Watch Tory candidate Greg Knight’s wonderfully catchy jingle at the end of the most Alan Partridge-esque campaign video ever.

 

Survation has a new ITV/GMB poll putting the Tories on 41%, with Labour on 40%. That one point lead is a marked contrast from the firm’s 17-point Tory advantage just a month ago. Meanwhile, YouGov stuck to its guns yesterday with a new forecast suggesting the Tories could go backwards and fall 21 seats short of an overall majority.

But the ICM/Guardian poll showed a strong 11-point lead for the Conservatives (45% to 34%). The main reason for the disparity is once more the way ICM plays down youth and non-voters’ likelihood to vote. We have a fascinating blog from Southampton University academics Patrick Sturgis and Will Jennings on the pollsters’ ‘Achilles Heel’ of ‘turnout weighting’.

Both Labour and Tory insiders are feeding back from the doorstep that key marginals are still showing floating voters who are deeply unhappy with Corbyn, suggesting his ‘surge’ is in London and big city centres where Labour is already strong. In the small towns that voted Brexit, there is fear among the party’s candidates that May will do them serious damage.

Our own Graeme Demianyk has talked to Tory, Labour and Lib Dem veteran aides on just how to win – and lose - a general election. Spencer Livermore, a Downing Street adviser to Gordon Brown, is withering about Ed Miliband’s 2015 campaign: “There was no hierarchy, no clear structure, no obvious person who was actually in charge because too many people were in charge… I don’t believe there was a strategy to win power.”

 

The PM is trying to push her plans for a new ‘Board of Trade’, with nine trade commissioners across the world. Although Boris is being allowed out, Liam Fox (despite being the actual International Trade Secretary and President of the Board of Trade) appears to not be on the stump and only has some overnight words.

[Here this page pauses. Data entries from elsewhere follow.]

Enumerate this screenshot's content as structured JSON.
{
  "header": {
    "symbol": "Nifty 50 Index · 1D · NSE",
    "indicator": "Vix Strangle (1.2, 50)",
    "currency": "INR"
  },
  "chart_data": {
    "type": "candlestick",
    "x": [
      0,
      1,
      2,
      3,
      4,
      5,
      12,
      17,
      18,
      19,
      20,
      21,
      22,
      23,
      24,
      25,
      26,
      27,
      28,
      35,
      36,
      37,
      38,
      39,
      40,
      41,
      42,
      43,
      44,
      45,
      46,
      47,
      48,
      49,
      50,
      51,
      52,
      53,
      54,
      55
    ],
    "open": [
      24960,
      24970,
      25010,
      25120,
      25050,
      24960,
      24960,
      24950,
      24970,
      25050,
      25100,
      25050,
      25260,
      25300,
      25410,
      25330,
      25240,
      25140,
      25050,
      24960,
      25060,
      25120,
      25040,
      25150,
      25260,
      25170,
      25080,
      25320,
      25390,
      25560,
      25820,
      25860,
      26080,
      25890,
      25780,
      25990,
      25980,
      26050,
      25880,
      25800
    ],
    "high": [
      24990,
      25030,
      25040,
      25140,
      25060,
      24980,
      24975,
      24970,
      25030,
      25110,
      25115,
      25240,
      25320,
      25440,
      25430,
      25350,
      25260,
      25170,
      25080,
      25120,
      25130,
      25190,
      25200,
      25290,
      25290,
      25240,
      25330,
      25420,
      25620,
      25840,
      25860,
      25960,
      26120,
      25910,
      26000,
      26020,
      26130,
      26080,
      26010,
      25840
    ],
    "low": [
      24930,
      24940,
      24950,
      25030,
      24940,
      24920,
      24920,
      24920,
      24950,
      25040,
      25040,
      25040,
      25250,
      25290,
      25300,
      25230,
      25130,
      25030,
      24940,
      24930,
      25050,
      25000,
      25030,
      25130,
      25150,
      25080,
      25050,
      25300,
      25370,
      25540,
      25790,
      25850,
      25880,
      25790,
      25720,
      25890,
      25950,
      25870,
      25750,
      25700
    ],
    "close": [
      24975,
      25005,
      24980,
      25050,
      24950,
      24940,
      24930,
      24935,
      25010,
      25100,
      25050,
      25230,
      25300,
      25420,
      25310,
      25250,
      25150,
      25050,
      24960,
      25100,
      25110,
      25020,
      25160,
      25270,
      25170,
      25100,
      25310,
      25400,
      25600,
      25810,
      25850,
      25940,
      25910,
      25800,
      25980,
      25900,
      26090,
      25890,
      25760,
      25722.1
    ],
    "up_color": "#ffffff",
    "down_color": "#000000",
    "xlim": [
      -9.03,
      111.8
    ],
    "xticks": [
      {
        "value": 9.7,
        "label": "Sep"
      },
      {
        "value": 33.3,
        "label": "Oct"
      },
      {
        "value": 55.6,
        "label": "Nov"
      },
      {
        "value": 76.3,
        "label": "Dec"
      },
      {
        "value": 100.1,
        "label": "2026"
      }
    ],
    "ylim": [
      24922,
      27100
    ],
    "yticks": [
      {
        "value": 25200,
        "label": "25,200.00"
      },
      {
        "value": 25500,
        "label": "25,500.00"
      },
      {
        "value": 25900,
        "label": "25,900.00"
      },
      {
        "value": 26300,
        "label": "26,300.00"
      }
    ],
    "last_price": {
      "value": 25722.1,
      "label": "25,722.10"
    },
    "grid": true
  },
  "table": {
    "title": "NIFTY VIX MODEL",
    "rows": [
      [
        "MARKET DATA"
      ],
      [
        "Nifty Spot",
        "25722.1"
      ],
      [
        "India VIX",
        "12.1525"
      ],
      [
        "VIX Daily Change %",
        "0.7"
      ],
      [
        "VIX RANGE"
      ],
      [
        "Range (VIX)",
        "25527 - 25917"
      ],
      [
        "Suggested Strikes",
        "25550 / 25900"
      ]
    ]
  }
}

The Lib Dems have once again shown their talent for a soundbite, saying the new body was a “17th century solution to 21st century challenges”. Alastair Carmichael says: “This plan is so outdated it’s probably been written on parchment by Jacob Rees-Mogg.”

Much more worrying, as we look to Brexit and beyond, is the report from the Recruitment and Employment Federation which says the UK has a ‘pervasive shortage of skills’, that is getting worse. It says demand for workers is at its highest for two years but there is plummeting availability of trained staff. CEO Kevin Green says the shortages “used to be in engineers, tech and digital…now it is teachers, nurses, bricklayers, carpenters”. (As an aside, I note Green told Radio 4 that ministers should think about “making tuition free” for key university subjects). Since Brexit, EU applications for nursing jobs have gone down by 92%. The GMB union says the UK has lost 600,000 manufacturing jobs in the last decade.

Amid worries about our national productivity, British Airways has revealed just why it plunged thousands of passengers into chaos: an engineer disconnected its computer server power supply without realising. That brings a whole new meaning to every IT department’s age-old advice of ‘turn off, then turn on again’. Such as shame BA didn’t remember the other bit of advice: regularly ‘back up’ your data.